Our immediate (i.e. currently funded) interests include exploring nonlinear optical effects driven by inter-layer charge separation in these solids, as well as device applications from photo-voltaics to lasers and displays based on controlled charge and energy flow. However, the opportunities for making new connections within the complex materials community are particularly exciting, and could lead to dramatic conceptual breakthroughs in both hard and soft condensed-matter physics, in addition to pushing the boundaries of materials chemistry. We point out here two such possibilities which are far beyond our current programs, but which could be fostered through ICAM by catalyzing new interactions. 1) It is attractive to make an explicit connection to recent advances in understanding layered inorganic correlated-electronic systems such as the cuprate superconductors; this would require more systematic investigations of electronic and magnetic interactions within self-assembled organic superlattices, using a wider array of structural, electronic, and magnetic probes as well as theoretical tools. 2) Since we are using building blocks, such as conducting polymers, which closely approximate the charge density of DNA, it is attractive to explore ways in which binding of specific agents could dramatically alter the electronic or optical properties of the polymers. These materials offer a controlled way for investigating binding mechanisms and models for DNA, as well as a route to new biochemical sensors.
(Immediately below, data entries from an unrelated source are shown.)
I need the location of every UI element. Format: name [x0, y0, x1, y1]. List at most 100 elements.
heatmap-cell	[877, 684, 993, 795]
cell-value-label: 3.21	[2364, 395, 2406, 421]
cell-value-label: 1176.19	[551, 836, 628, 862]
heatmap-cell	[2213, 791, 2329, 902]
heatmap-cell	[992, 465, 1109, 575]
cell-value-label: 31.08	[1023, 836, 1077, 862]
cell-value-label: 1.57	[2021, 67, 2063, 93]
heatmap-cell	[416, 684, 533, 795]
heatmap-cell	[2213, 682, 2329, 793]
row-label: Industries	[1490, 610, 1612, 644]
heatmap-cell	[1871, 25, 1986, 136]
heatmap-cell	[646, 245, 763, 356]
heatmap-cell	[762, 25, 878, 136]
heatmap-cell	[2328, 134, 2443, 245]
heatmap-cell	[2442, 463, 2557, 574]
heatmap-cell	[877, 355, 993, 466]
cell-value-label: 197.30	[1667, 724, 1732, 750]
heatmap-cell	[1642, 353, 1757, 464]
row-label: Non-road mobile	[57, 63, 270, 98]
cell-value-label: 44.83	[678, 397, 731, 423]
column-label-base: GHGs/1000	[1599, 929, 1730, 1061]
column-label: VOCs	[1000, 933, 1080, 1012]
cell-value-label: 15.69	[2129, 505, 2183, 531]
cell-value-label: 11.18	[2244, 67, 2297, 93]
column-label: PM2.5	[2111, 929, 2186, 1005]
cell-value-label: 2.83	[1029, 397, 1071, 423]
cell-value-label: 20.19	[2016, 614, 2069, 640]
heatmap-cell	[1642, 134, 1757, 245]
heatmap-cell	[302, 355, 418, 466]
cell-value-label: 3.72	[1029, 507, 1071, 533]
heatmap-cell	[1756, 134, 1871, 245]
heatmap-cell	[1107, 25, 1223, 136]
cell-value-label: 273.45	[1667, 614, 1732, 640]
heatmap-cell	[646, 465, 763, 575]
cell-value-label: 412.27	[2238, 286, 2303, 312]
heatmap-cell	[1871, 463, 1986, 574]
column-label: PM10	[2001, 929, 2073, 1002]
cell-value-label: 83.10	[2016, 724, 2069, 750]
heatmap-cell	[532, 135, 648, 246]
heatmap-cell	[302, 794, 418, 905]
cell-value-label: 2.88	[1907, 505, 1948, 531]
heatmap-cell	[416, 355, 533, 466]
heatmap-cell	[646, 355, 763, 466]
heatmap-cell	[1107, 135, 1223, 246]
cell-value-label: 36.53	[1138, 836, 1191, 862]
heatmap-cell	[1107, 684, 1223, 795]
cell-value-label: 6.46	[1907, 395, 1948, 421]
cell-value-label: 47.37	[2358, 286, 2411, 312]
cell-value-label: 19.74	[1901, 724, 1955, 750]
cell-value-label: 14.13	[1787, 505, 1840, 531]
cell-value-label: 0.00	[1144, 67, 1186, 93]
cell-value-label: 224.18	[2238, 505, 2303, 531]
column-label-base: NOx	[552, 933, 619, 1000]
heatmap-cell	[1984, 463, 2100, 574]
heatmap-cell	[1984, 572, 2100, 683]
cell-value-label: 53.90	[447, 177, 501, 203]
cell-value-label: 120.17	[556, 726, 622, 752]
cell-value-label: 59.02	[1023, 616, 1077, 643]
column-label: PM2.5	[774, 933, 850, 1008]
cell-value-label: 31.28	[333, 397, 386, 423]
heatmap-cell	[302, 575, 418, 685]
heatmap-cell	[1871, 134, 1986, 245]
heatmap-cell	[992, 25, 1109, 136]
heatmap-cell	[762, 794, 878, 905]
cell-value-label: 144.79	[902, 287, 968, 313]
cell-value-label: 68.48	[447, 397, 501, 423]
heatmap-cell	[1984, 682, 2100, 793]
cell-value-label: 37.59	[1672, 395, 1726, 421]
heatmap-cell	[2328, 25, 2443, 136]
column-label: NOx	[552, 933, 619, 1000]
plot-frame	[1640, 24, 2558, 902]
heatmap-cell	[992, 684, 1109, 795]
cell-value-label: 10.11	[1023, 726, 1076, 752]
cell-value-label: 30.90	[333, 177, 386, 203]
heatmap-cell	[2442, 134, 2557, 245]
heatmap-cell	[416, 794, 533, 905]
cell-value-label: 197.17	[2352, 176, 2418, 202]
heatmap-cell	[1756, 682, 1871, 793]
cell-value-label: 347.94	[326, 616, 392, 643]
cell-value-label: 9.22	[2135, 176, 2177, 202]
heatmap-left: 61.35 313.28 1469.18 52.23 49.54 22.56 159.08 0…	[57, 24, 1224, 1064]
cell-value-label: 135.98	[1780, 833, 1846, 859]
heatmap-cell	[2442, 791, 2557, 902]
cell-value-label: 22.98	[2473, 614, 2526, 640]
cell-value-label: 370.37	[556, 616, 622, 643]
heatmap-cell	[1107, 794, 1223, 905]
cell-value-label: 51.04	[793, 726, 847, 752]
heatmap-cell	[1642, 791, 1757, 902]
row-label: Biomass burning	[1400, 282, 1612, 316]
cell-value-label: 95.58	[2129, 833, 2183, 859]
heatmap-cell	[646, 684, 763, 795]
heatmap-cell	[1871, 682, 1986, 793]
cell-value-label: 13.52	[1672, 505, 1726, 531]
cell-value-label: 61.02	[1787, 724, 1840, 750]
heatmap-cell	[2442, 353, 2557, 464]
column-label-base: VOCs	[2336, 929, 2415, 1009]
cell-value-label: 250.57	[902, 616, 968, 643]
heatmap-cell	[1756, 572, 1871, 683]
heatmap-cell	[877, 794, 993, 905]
The nonlinearities in these materials exist on several levels, and the interplay of nonlinearities on different length scales makes these materials particularly interesting. On the molecular level, the p-conjugated electronic structures of the individual building blocks lead to strong nonlinear electronic-lattice coupling. Hence, excitations on individual molecules (excitons, polarons) involve structural deformations coupled to electronic wavefunctions. These excitations can couple among adjacent molecules to form collective nonlinear excitations in the solid-state (responsible, e.g., for superconductivity in a regular array of fullerenes). We believe that understanding and controlling the length-scale for nonlinear coupling in organic layered systems using self-assembly can be a frontier area for complex materials research.